A loja ficou pequena para a grande vitrine que a sua produção está a exigir, empilhada numa mesa de tênis e se apertando entre os expositores das laterais, acrescentando-se ao seu próprio acervo as novidades de qualquer livraria. Encontrei lá, além dos volumes que me faltavam de fases anteriores à atual, uma reedição de “O apanhador de centeio” de Salinger, não lembro se com a mesma tradução dos anos 50.

Não pude demorar, mas bem que ficaria mais tempo, roçando a mão e o olhar de livro em livro, se vizinho à livraria ou pegado com ela pudesse vaguear as ideias à mesa de um café ao lado de um parceiro ou parceira, para falar de livros ou do que escreveu no dia Ana Adelaide, Milton Marques, José Mário ou Hildeberto com seus quarenta parceiros de coluna, a maioria jovem,com guarida no jornal sem se obrigar de forma absoluta à leitura eletrônica.
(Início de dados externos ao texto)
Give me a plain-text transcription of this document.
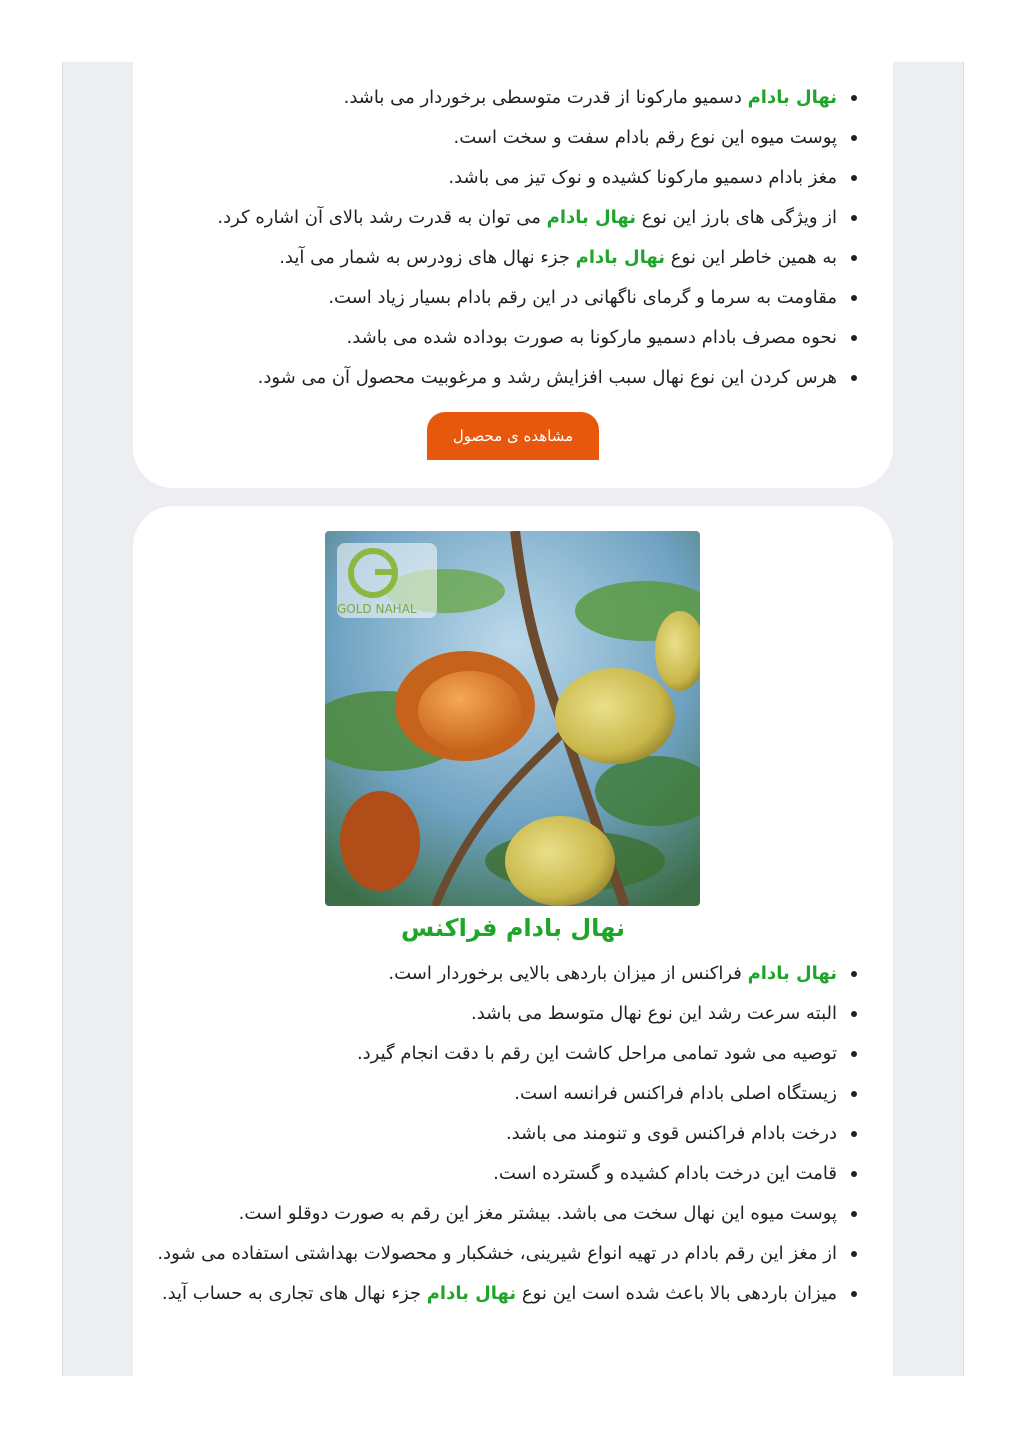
نهال بادام دسمیو مارکونا از قدرت متوسطی برخوردار می باشد.
پوست میوه این نوع رقم بادام سفت و سخت است.
مغز بادام دسمیو مارکونا کشیده و نوک تیز می باشد.
از ویژگی های بارز این نوع نهال بادام می توان به قدرت رشد بالای آن اشاره کرد.
به همین خاطر این نوع نهال بادام جزء نهال های زودرس به شمار می آید.
مقاومت به سرما و گرمای ناگهانی در این رقم بادام بسیار زیاد است.
نحوه مصرف بادام دسمیو مارکونا به صورت بوداده شده می باشد.
هرس کردن این نوع نهال سبب افزایش رشد و مرغوبیت محصول آن می شود.
مشاهده ی محصول
GOLD NAHAL
نهال بادام فراکنس
نهال بادام فراکنس از میزان باردهی بالایی برخوردار است.
البته سرعت رشد این نوع نهال متوسط می باشد.
توصیه می شود تمامی مراحل کاشت این رقم با دقت انجام گیرد.
زیستگاه اصلی بادام فراکنس فرانسه است.
درخت بادام فراکنس قوی و تنومند می باشد.
قامت این درخت بادام کشیده و گسترده است.
پوست میوه این نهال سخت می باشد. بیشتر مغز این رقم به صورت دوقلو است.
از مغز این رقم بادام در تهیه انواع شیرینی، خشکبار و محصولات بهداشتی استفاده می شود.
میزان باردهی بالا باعث شده است این نوع نهال بادام جزء نهال های تجاری به حساب آید.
O café da lembrança de Biu ou de um poeta do século 18, Pope, citado por Paulo Ronai, para quem o café tornava sábio o político e permitia a ele, o poeta, perceber tudo com os olhos semicerrados.

A Fundesp tem espaço para o público do grande concerto, do cinema, da conferência, das feiras especiais e, com João Azevedo, da posse solene. Abriga a biblioteca da mais jovem frequência, que lá se acomoda no mais proveitoso silêncio. Mas faltam-lhe, a meu ver, a mostra permanente das nossas artes plásticas, a pinacoteca que, por pouco, Hermano José não conquistaria no governo de Ivan Bichara. Diógenes Chaves, em seu dicionário, catalogou o que pôde nesse vasto campo das nossas artes. A maioria, entretanto, o público vê debaixo de chuva, nos novos frontais de edifícios ou nas salas de recepção de alguma entidade. Vê por sua conta, sem a didática do museu ou pinacoteca. Isto nos falta. Como nos falta a mesa de café como fermento da São Braz ou de outra marca mesmo de fora  à nossa cultura.

*Coluna publicada originalmente na edição impressa de 9 de julho de 2023.